3. A device for determining critical shear forces for fine erosion according to claim 1, wherein the observation base (3) is a white observation base.

4. A method of determining critical shear forces for sipe erosion using the apparatus for determining critical shear forces for sipe erosion of claim 1, said method comprising the steps of:

firstly, placing a soil sample in a soil sample chamber, starting a water pump, regulating a flow regulating valve, slowly increasing the flow, observing the carrying condition of soil particles in the soil sample chamber until massive continuous starting of the soil particles in the soil sample chamber is observed, taking a picture of the soil particles carried along with water flow on an observation bottom plate by a camera during the period, and simultaneously automatically recording the water flow of the corresponding picture by an electromagnetic flowmeter;

the image processing device receives the photo shot by the camera, processes the photo to obtain the quantity and the area of the soil particles, and further characterizes the starting state of the soil particles at different stages;

and thirdly, analyzing the relation between the area of the soil particles and the critical shearing force by a numerical analysis method, determining starting mutation points of the soil particles, and objectively determining the critical shearing force of the fine groove erosion.

5. The method of claim 4, wherein in the third step, the critical shear force corresponding to each photo is calculated according to the following formula:

wherein τ is a critical shear force; gamma is the volume weight of water flow, and the unit is N/m ³ The method comprises the steps of carrying out a first treatment on the surface of the S is the gradient of the water tank, and the unit is; r is a hydraulic radius, the unit is m, and the hydraulic radius is obtained by using a flow and Manning formula; n is the Manning roughness coefficient; q is flow, unit is m ³ /s。

6. The method of claim 5, wherein the third step uses a linear regression method to determine the critical shear force for the sipe erosion.

7. The method of determining critical shear for fine erosion as in claim 6, wherein said step three comprises:

drawing a graph of soil particle areas and critical shear forces corresponding to different photos;

and determining the critical shear force corresponding to the intersection point of the linear regression line of the slow critical shear force increasing stage and the linear regression line of the fast critical shear force increasing stage as the critical shear force of the fine ditch erosion of the soil sample.

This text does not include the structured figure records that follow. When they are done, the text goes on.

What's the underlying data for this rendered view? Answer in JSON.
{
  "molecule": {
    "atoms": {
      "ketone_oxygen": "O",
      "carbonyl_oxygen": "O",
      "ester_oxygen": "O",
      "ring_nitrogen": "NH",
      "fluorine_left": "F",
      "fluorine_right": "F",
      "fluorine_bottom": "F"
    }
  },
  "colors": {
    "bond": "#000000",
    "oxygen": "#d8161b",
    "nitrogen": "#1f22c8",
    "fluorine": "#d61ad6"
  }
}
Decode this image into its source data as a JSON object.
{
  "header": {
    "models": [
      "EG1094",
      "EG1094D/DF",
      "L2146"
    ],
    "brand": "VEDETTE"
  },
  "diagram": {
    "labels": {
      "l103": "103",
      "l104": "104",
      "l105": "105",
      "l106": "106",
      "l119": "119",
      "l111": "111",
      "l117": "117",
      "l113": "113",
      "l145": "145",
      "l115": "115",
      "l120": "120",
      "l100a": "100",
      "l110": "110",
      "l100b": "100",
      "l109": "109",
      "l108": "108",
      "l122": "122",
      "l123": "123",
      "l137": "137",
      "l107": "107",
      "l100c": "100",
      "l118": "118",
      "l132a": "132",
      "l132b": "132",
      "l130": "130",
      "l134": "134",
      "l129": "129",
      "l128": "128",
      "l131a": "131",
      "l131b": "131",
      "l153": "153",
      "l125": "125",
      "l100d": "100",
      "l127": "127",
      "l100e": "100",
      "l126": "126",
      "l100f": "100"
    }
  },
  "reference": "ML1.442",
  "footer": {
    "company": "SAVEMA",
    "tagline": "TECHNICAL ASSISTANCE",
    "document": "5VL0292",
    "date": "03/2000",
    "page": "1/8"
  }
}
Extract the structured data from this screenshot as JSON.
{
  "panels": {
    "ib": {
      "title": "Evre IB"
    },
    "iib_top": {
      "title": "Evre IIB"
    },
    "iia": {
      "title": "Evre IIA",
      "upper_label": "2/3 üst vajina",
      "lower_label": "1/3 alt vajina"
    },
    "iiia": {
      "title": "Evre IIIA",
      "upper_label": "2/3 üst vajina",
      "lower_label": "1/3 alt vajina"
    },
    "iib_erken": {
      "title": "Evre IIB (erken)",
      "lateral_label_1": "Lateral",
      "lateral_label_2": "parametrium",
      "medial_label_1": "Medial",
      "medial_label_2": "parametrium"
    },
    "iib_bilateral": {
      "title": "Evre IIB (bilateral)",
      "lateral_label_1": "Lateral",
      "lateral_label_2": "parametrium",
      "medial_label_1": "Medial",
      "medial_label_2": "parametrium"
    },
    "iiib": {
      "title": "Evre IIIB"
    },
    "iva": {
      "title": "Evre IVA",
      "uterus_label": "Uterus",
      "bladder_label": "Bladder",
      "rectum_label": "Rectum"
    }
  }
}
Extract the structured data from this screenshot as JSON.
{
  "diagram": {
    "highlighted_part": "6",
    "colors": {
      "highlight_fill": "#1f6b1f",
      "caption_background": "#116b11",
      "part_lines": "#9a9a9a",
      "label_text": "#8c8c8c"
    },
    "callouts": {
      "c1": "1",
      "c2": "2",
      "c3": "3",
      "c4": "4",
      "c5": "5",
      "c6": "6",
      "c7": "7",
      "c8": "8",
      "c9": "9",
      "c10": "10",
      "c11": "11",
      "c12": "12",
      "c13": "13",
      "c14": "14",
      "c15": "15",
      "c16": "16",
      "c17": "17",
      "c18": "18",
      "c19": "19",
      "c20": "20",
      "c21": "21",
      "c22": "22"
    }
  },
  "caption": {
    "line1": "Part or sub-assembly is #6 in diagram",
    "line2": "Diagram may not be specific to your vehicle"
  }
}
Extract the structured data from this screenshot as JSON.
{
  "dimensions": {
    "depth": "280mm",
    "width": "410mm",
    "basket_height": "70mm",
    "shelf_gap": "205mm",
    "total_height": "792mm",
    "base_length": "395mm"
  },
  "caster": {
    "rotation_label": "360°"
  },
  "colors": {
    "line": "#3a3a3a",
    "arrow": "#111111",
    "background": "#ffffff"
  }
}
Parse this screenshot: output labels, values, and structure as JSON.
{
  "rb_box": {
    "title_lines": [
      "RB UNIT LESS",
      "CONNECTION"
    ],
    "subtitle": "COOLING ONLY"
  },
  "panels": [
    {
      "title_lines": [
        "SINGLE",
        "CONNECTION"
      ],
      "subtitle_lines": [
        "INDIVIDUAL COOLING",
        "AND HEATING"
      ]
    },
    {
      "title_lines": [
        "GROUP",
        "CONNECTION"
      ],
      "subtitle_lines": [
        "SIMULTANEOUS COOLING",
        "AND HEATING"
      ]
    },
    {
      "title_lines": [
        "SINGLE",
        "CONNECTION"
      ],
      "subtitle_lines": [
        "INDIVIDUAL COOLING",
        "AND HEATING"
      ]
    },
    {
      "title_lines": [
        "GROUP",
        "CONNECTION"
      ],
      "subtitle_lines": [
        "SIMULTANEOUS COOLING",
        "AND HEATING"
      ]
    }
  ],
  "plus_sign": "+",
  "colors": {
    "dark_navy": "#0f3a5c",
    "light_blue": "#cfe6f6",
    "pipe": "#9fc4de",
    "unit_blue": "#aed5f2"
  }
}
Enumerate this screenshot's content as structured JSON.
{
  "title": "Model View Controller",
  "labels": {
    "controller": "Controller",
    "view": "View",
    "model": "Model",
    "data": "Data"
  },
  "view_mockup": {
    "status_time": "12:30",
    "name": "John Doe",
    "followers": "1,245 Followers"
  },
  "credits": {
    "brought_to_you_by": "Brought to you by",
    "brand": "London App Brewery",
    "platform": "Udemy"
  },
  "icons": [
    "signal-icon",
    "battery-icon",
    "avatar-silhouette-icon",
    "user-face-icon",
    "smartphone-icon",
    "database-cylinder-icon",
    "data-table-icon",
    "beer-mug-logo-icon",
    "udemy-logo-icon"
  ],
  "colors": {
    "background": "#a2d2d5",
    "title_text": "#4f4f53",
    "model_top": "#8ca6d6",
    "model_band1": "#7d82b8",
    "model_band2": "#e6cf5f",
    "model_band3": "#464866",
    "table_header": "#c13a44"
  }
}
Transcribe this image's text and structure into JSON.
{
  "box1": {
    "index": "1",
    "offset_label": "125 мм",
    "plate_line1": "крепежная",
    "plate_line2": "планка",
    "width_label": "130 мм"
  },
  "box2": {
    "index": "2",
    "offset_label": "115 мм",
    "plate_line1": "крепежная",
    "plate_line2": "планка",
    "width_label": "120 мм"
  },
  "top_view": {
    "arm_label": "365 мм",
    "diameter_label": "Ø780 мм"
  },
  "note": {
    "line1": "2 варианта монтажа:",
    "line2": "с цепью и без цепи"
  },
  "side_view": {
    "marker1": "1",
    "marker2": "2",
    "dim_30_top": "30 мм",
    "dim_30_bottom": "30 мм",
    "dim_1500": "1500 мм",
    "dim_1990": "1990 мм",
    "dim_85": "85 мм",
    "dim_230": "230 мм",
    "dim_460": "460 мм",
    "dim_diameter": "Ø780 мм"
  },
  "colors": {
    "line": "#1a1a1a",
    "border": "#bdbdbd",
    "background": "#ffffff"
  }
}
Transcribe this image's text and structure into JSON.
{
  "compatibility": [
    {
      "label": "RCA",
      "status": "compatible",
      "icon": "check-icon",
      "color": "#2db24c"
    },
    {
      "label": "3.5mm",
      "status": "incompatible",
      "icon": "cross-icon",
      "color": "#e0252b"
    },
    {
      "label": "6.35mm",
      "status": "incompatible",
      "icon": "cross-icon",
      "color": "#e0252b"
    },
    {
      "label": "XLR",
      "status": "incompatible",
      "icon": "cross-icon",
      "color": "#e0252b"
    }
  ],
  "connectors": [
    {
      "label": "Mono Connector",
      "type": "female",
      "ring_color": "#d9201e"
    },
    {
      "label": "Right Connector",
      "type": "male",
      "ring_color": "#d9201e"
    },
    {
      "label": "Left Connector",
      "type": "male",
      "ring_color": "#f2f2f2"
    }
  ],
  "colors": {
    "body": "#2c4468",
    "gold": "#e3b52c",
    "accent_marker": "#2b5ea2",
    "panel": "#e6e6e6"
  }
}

8. The method of claim 5, wherein the third step uses Pettitt mutation test to determine the critical shear force.

9. The method of determining critical shear for fine erosion as in claim 8, wherein said step three comprises:

time series of critical shear forces for fine groove erosion，t∈[1，n]N is the sequence length, construct statistics sequence->：

，/>The value is 1;

，/>the value is 0;

，/>the value is-1; j E [1, t]；

Defining statisticsIf the time t satisfies the following conditions:

the critical shear force corresponding to time t is determined as the critical shear force of the soil sample for trench erosion.